Disable with MEGASTYLE_AUTO_INSTALL_WORKFLOW=0 / MEGASTYLE_AUTO_INSTALL_REFS=0.
If auto-discovery of the ComfyUI root fails, set MEGASTYLE_COMFY_ROOT=/path/to/ComfyUI.
3. Launch & run
cd /path/to/ComfyUI
python main.py --listen 0.0.0.0 --port 8080
Open http://localhost:8080, pick the MegaStyle workflow from the
Workflows panel, then click Queue Prompt. The default lora_path is
models/megastyle_flux.safetensors (resolved relative to the MegaStyle
repo root); set it to an absolute path if you keep the checkpoint
elsewhere.
See ./comfyui/README.md for the wiring diagram and
advanced options (CFG, custom negative prompts, etc.).
Training
To train a style transfer model with paired supervision, please download our style dataset, MegaStyle1.4M, and start training with:
bash FLUX.1-dev.sh # FLUX.1-dev-npu.sh for npu
License and Citation
All assets and code are under the license unless specified otherwise.

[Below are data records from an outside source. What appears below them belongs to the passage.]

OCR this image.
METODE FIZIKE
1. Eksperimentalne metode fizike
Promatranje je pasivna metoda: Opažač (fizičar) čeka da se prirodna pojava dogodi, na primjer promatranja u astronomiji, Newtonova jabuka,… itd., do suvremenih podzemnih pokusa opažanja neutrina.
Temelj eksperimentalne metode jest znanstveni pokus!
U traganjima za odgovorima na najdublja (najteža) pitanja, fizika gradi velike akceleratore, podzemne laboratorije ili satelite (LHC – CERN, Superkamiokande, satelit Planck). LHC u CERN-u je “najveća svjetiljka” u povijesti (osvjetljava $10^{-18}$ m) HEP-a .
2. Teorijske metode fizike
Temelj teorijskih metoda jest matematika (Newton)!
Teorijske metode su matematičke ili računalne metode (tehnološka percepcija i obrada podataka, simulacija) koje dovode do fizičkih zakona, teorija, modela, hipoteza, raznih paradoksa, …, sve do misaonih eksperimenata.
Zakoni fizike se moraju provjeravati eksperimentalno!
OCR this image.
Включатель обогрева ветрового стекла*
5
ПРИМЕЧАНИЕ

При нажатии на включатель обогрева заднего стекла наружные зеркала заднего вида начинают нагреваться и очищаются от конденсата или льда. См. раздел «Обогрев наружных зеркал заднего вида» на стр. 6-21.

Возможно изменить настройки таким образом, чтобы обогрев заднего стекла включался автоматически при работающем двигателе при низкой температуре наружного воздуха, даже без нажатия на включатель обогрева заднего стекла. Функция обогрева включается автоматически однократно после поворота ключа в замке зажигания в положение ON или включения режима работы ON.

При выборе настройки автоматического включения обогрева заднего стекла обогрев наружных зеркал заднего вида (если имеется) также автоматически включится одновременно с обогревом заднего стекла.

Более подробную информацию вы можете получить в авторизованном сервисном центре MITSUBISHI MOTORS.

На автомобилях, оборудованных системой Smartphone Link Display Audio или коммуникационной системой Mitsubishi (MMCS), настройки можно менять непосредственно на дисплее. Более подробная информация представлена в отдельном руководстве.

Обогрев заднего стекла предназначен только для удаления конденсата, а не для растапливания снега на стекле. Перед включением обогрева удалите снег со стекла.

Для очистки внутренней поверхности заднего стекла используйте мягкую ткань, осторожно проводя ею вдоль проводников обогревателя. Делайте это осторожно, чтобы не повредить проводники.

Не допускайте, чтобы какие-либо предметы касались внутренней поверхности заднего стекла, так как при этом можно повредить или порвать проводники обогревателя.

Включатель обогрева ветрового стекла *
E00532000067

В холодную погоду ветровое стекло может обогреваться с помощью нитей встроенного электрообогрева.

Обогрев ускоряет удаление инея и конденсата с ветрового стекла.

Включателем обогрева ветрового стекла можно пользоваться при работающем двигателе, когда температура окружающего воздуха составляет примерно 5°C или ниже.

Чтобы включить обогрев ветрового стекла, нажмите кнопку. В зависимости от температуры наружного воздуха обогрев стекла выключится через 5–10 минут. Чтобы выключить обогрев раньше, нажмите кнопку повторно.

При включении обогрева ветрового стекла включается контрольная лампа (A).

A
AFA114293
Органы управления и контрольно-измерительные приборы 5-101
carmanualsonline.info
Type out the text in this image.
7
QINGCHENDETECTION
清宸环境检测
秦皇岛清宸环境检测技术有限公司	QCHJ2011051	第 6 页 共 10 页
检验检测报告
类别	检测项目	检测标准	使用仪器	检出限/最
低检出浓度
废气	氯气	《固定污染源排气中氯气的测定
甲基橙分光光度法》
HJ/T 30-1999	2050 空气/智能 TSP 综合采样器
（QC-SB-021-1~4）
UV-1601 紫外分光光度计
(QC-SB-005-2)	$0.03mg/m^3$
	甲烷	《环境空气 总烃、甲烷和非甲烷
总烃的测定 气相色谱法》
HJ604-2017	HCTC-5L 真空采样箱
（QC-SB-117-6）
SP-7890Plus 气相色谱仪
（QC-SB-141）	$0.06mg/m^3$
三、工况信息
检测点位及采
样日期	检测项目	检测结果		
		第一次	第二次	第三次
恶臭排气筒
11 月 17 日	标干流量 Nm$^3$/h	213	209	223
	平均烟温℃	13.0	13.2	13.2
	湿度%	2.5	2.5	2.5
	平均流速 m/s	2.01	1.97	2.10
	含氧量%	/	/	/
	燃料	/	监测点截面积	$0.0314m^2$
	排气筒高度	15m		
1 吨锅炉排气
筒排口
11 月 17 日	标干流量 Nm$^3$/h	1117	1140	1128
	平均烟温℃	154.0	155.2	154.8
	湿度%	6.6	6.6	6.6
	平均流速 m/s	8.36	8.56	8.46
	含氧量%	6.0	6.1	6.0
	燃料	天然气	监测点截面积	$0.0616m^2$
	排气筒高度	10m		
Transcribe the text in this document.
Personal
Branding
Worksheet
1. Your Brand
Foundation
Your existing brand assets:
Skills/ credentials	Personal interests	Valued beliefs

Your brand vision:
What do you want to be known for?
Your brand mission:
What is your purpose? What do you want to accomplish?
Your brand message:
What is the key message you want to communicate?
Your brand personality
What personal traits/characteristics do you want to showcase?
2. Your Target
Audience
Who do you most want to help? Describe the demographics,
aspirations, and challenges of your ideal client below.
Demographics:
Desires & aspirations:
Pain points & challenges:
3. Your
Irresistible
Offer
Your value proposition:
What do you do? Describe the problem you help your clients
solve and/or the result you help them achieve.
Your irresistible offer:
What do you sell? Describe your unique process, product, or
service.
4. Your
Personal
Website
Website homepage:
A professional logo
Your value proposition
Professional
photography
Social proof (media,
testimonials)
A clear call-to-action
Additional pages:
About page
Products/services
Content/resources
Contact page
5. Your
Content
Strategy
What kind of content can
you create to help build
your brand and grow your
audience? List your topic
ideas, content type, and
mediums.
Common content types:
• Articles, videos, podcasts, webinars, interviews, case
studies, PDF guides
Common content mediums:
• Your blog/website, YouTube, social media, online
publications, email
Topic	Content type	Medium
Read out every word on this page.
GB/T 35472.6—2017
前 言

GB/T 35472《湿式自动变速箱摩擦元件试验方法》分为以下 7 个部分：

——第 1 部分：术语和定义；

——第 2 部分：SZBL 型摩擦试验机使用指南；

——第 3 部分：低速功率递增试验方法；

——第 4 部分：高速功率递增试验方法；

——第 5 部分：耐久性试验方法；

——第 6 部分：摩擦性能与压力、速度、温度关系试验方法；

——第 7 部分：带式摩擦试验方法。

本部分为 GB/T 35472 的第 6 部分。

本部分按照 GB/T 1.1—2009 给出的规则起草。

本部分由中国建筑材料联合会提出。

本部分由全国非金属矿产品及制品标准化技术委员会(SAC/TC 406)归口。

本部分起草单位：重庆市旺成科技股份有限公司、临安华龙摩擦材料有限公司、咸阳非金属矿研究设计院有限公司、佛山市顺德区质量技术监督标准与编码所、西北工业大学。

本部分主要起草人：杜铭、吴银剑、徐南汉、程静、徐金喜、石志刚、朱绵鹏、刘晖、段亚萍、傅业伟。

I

If this work is helpful for your research, please consider citing the following BibTeX entry.
@article{gao2026megastyle,
title={MegaStyle: Constructing Diverse and Scalable Style Dataset via Consistent Text-to-Image Style Mapping},
author={Gao, Junyao and Liu, Sibo and Li, Jiaxing and Sun, Yanan and Tu, Yuanpeng and Shen, Fei and Zhang, Weidong and Zhao, Cairong and Zhang, Jun},
journal={arXiv preprint arXiv:2604.08364},
year={2026}
}
Acknowledgements
The code is built upon DiffSynth-Studio.